Directed by Caroline Leslie, with Paul Herbert as MD, this is an incandescently joyous, happy entertainment and very, very funny.

CAROLINE FRANKLIN

Review from The Times.

Four stars
All the music in this merry show was written before 1954, the year when its composer, Noel Gay, died at the age of 56. His most famous achievement is the music for Me and My Girl, bringing showbiz fame to Lambeth and its Walk, and because almost everything else was written for revues I confess I had no idea that he was the creator of such golden oldies as Run Rabbit Run, The Sun Has Got His Hat On, Leaning on a Lamppost or even I Took My Harp to a Party, which, if I thought of its origin at all, I assumed must date from the Victorian age instead of from 1933.

So what Radio Times does is to gather forty of his songs and hang them along a story line, in the manner made popular by Mamma Mia. And since many of the songs have come to be linked with the Second World War, Abi Grant sets her story at the height of the Blitz.

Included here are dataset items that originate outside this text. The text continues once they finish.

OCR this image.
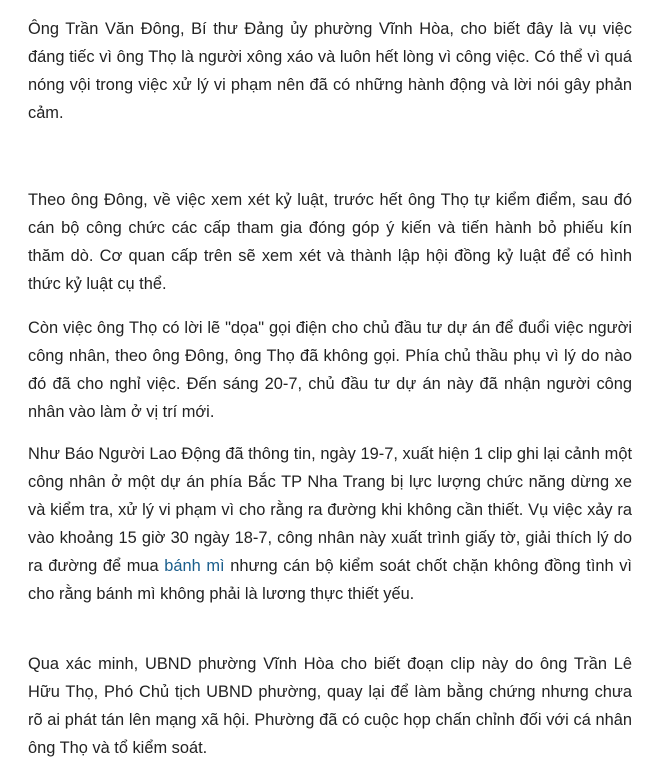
Ông Trần Văn Đông, Bí thư Đảng ủy phường Vĩnh Hòa, cho biết đây là vụ việc đáng tiếc vì ông Thọ là người xông xáo và luôn hết lòng vì công việc. Có thể vì quá nóng vội trong việc xử lý vi phạm nên đã có những hành động và lời nói gây phản cảm.

Theo ông Đông, về việc xem xét kỷ luật, trước hết ông Thọ tự kiểm điểm, sau đó cán bộ công chức các cấp tham gia đóng góp ý kiến và tiến hành bỏ phiếu kín thăm dò. Cơ quan cấp trên sẽ xem xét và thành lập hội đồng kỷ luật để có hình thức kỷ luật cụ thể.

Còn việc ông Thọ có lời lẽ "dọa" gọi điện cho chủ đầu tư dự án để đuổi việc người công nhân, theo ông Đông, ông Thọ đã không gọi. Phía chủ thầu phụ vì lý do nào đó đã cho nghỉ việc. Đến sáng 20-7, chủ đầu tư dự án này đã nhận người công nhân vào làm ở vị trí mới.

Như Báo Người Lao Động đã thông tin, ngày 19-7, xuất hiện 1 clip ghi lại cảnh một công nhân ở một dự án phía Bắc TP Nha Trang bị lực lượng chức năng dừng xe và kiểm tra, xử lý vi phạm vì cho rằng ra đường khi không cần thiết. Vụ việc xảy ra vào khoảng 15 giờ 30 ngày 18-7, công nhân này xuất trình giấy tờ, giải thích lý do ra đường để mua bánh mì nhưng cán bộ kiểm soát chốt chặn không đồng tình vì cho rằng bánh mì không phải là lương thực thiết yếu.

Qua xác minh, UBND phường Vĩnh Hòa cho biết đoạn clip này do ông Trần Lê Hữu Thọ, Phó Chủ tịch UBND phường, quay lại để làm bằng chứng nhưng chưa rõ ai phát tán lên mạng xã hội. Phường đã có cuộc họp chấn chỉnh đối với cá nhân ông Thọ và tổ kiểm soát.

The cast and creative team of a radio comedy show are battling against bombs, an officious producer and an inconvenient love affair to get their first live broadcast to America on the air. Alex Armitage (Gay’s grandson) has peppered Grant’s book with dozens more jokes, old, very old and even new, and Alistair David’s choreography for the Watermill’s small stage is exhilarating and funny, reaching a peak when the cast of 11 dance and sing Hey! Little Hen while playing ukuleles.

I enjoyed the joke numbers more than the love ballads, though I was delighted by the duet vigorously, gracefully danced and sung by Anna-Jane Casey’s Olive and her film-star chum Gary (Darren Bennett). Gary Wilmot plays the star of the show within the show, and while I am not one of his fervent admirers he catches precisely the quick-fire punning style of the period. More to my liking was Julian Littman’s warm-up comedian and, especially, Andrew C. Wadsworth’s pernickety producer who finds that there is more to life than killing joy.

Caroline Leslie’s direction packs the action with telling detail — raindrops sparkling on the brollies, the ladies of the orchestra knitting when off-duty — and it is weirdly apt that the show should include a speech about buildings burning.

JEREMY KINGSTON

There are reviews from The Public Reviews ("nights out don’t get much better than this... put this to the top of your list of shows to see this Summer", five stars), The Oxford Times ("a really first-rate musical... a great pick-me-up in this depressing era"), the Basingstoke Gazette ("the audience is left uplifted and smiling, thoroughly entertained by the faultless performance") and Marlborough People ("judging by the non-stop hoots of laughter in the auditorium a fantastic night was had by all").